Implementation:Scikit learn contrib Imbalanced learn BaseUnderSampler
Implementation: BaseUnderSampler
BaseUnderSampler and BaseCleaningSampler are abstract base classes in the imbalanced-learn library that provide the foundation for all under-sampling algorithms. They extend BaseSampler and define the sampling type, parameter constraints, and documentation templates for their respective categories of under-sampling.
Overview
| Property | Value |
|---|---|
| Classes | BaseUnderSampler(BaseSampler), BaseCleaningSampler(BaseSampler)
|
| Source | imblearn/under_sampling/base.py (lines 1-115)
|
| Import | from imblearn.under_sampling.base import BaseUnderSampler, BaseCleaningSampler
|
Purpose
Under-sampling algorithms in imbalanced-learn fall into two distinct categories, each with different semantics for the sampling_strategy parameter:
- Controlled under-samplers (BaseUnderSampler): Reduce the majority class to a specific target count. The user can specify an exact ratio or target size.
- Cleaning samplers (BaseCleaningSampler): Remove noisy or borderline samples without guaranteeing a specific target count. The cleaning criteria determine which samples are removed.

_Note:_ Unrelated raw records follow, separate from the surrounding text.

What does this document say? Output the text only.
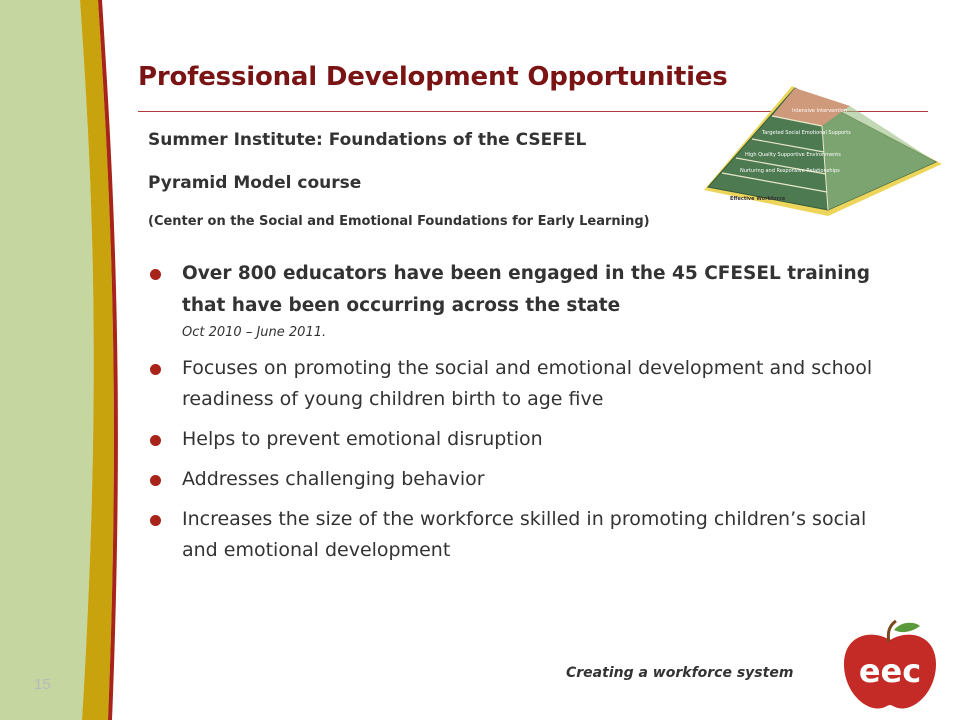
Professional Development Opportunities
Summer Institute: Foundations of the CSEFEL
Pyramid Model course
(Center on the Social and Emotional Foundations for Early Learning)
Intensive Intervention
Targeted Social Emotional Supports
High Quality Supportive Environments
Nurturing and Responsive Relationships
Effective Workforce
Over 800 educators have been engaged in the 45 CFESEL training that have been occurring across the state
Oct 2010 – June 2011.
Focuses on promoting the social and emotional development and school readiness of young children birth to age five
Helps to prevent emotional disruption
Addresses challenging behavior
Increases the size of the workforce skilled in promoting children’s social and emotional development
15
Creating a workforce system eec
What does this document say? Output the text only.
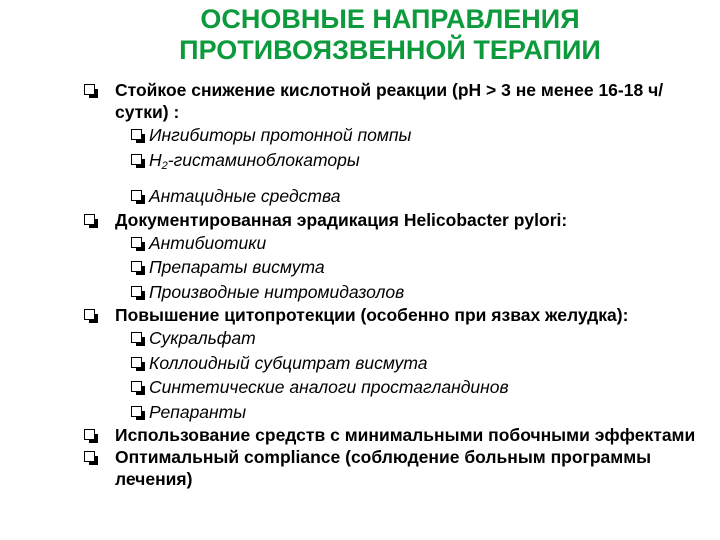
ОСНОВНЫЕ НАПРАВЛЕНИЯ
ПРОТИВОЯЗВЕННОЙ ТЕРАПИИ
Стойкое снижение кислотной реакции (рН > 3 не менее 16-18 ч/сутки) :
Ингибиторы протонной помпы
$Н_2$-гистаминоблокаторы
Антацидные средства
Документированная эрадикация Helicobacter pylori:
Антибиотики
Препараты висмута
Производные нитромидазолов
Повышение цитопротекции (особенно при язвах желудка):
Сукральфат
Коллоидный субцитрат висмута
Синтетические аналоги простагландинов
Репаранты
Использование средств с минимальными побочными эффектами
Оптимальный compliance (соблюдение больным программы лечения)
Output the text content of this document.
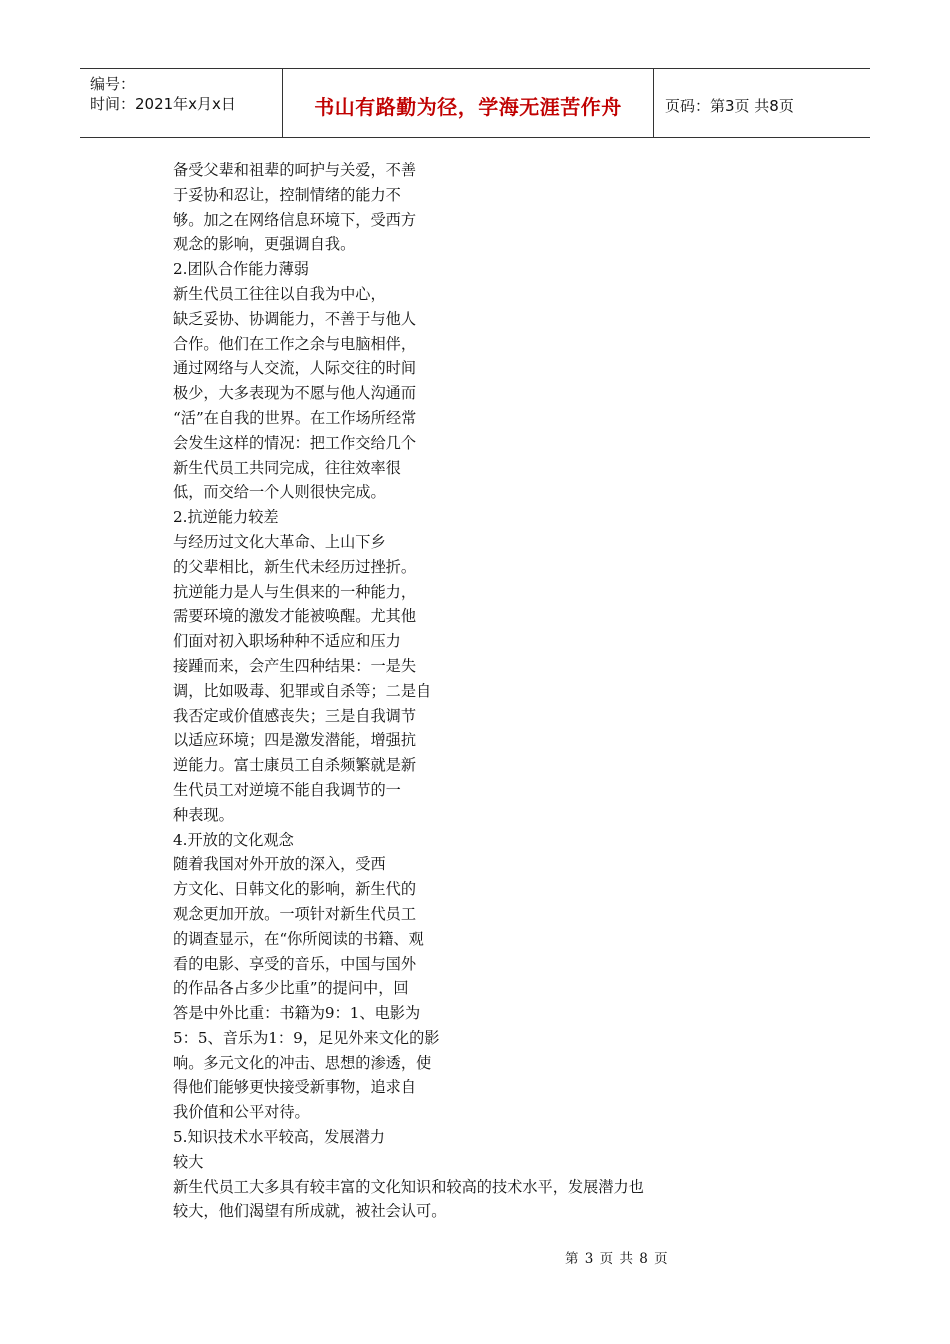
编号：
时间：2021年x月x日	书山有路勤为径，学海无涯苦作舟	页码：第3页 共8页
备受父辈和祖辈的呵护与关爱，不善
于妥协和忍让，控制情绪的能力不
够。加之在网络信息环境下，受西方
观念的影响，更强调自我。
2.团队合作能力薄弱
新生代员工往往以自我为中心，
缺乏妥协、协调能力，不善于与他人
合作。他们在工作之余与电脑相伴，
通过网络与人交流，人际交往的时间
极少，大多表现为不愿与他人沟通而
“活”在自我的世界。在工作场所经常
会发生这样的情况：把工作交给几个
新生代员工共同完成，往往效率很
低，而交给一个人则很快完成。
2.抗逆能力较差
与经历过文化大革命、上山下乡
的父辈相比，新生代未经历过挫折。
抗逆能力是人与生俱来的一种能力，
需要环境的激发才能被唤醒。尤其他
们面对初入职场种种不适应和压力
接踵而来，会产生四种结果：一是失
调，比如吸毒、犯罪或自杀等；二是自
我否定或价值感丧失；三是自我调节
以适应环境；四是激发潜能，增强抗
逆能力。富士康员工自杀频繁就是新
生代员工对逆境不能自我调节的一
种表现。
4.开放的文化观念
随着我国对外开放的深入，受西
方文化、日韩文化的影响，新生代的
观念更加开放。一项针对新生代员工
的调查显示，在“你所阅读的书籍、观
看的电影、享受的音乐，中国与国外
的作品各占多少比重”的提问中，回
答是中外比重：书籍为9：1、电影为
5：5、音乐为1：9，足见外来文化的影
响。多元文化的冲击、思想的渗透，使
得他们能够更快接受新事物，追求自
我价值和公平对待。
5.知识技术水平较高，发展潜力
较大
新生代员工大多具有较丰富的文化知识和较高的技术水平，发展潜力也
较大，他们渴望有所成就，被社会认可。
第 3 页 共 8 页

These base classes ensure that all under-sampling implementations share a consistent API and parameter validation scheme.
BaseUnderSampler
Key Attributes
| Attribute | Value | Description |
|---|---|---|
_sampling_type |
"under-sampling" |
Identifies the sampling category. |
_sampling_strategy_docstring |
(see below) | Documentation template for the sampling_strategy parameter.
|
_parameter_constraints |
dict | Validation rules for sampling_strategy.
|
sampling_strategy Parameter
BaseUnderSampler accepts the following types for sampling_strategy:
| Type | Description |
|---|---|
| float | Desired ratio of minority to majority samples after resampling: alpha_us = N_m / N_rM. Binary classification only.
|
| str | One of 'majority', 'not minority', 'not majority', 'all', 'auto' (equivalent to 'not minority').
|
| dict | Keys are targeted classes; values are the desired number of samples for each class. |
| callable | A function taking y and returning a dict mapping classes to desired sample counts.
|
Parameter Constraints
_parameter_constraints: dict = {
"sampling_strategy": [
Interval(numbers.Real, 0, 1, closed="right"),
StrOptions({"auto", "majority", "not minority", "not majority", "all"}),
Mapping,
callable,
],
}
BaseCleaningSampler
Key Attributes
| Attribute | Value | Description |
|---|---|---|
_sampling_type |
"clean-sampling" |
Identifies the sampling category. |
_sampling_strategy_docstring |
(see below) | Documentation template for the sampling_strategy parameter.
|
_parameter_constraints |
dict | Validation rules for sampling_strategy.
|
sampling_strategy Parameter
BaseCleaningSampler accepts the following types for sampling_strategy:
| Type | Description |
|---|---|
| str | One of 'majority', 'not minority', 'not majority', 'all', 'auto' (equivalent to 'not minority'). The number of samples will not be equalized.
|
| list | A list of classes targeted by the resampling. |
| callable | A function taking y and returning a dict mapping classes to desired sample counts.
|
Parameter Constraints
_parameter_constraints: dict = {
"sampling_strategy": [
Interval(numbers.Real, 0, 1, closed="right"),
StrOptions({"auto", "majority", "not minority", "not majority", "all"}),
list,
callable,
],
}
Inheritance Hierarchy
BaseSampler # imblearn.base
|
+-- BaseUnderSampler # imblearn.under_sampling.base
| |
| +-- RandomUnderSampler
| +-- NearMiss
| +-- InstanceHardnessThreshold
| +-- ...
|
+-- BaseCleaningSampler # imblearn.under_sampling.base
|
+-- TomekLinks
+-- EditedNearestNeighbours
+-- NeighbourhoodCleaningRule
+-- ...
Usage Note
These classes should not be instantiated directly. They are intended to be subclassed by concrete under-sampling algorithms. Subclasses must implement the _fit_resample method inherited from BaseSampler.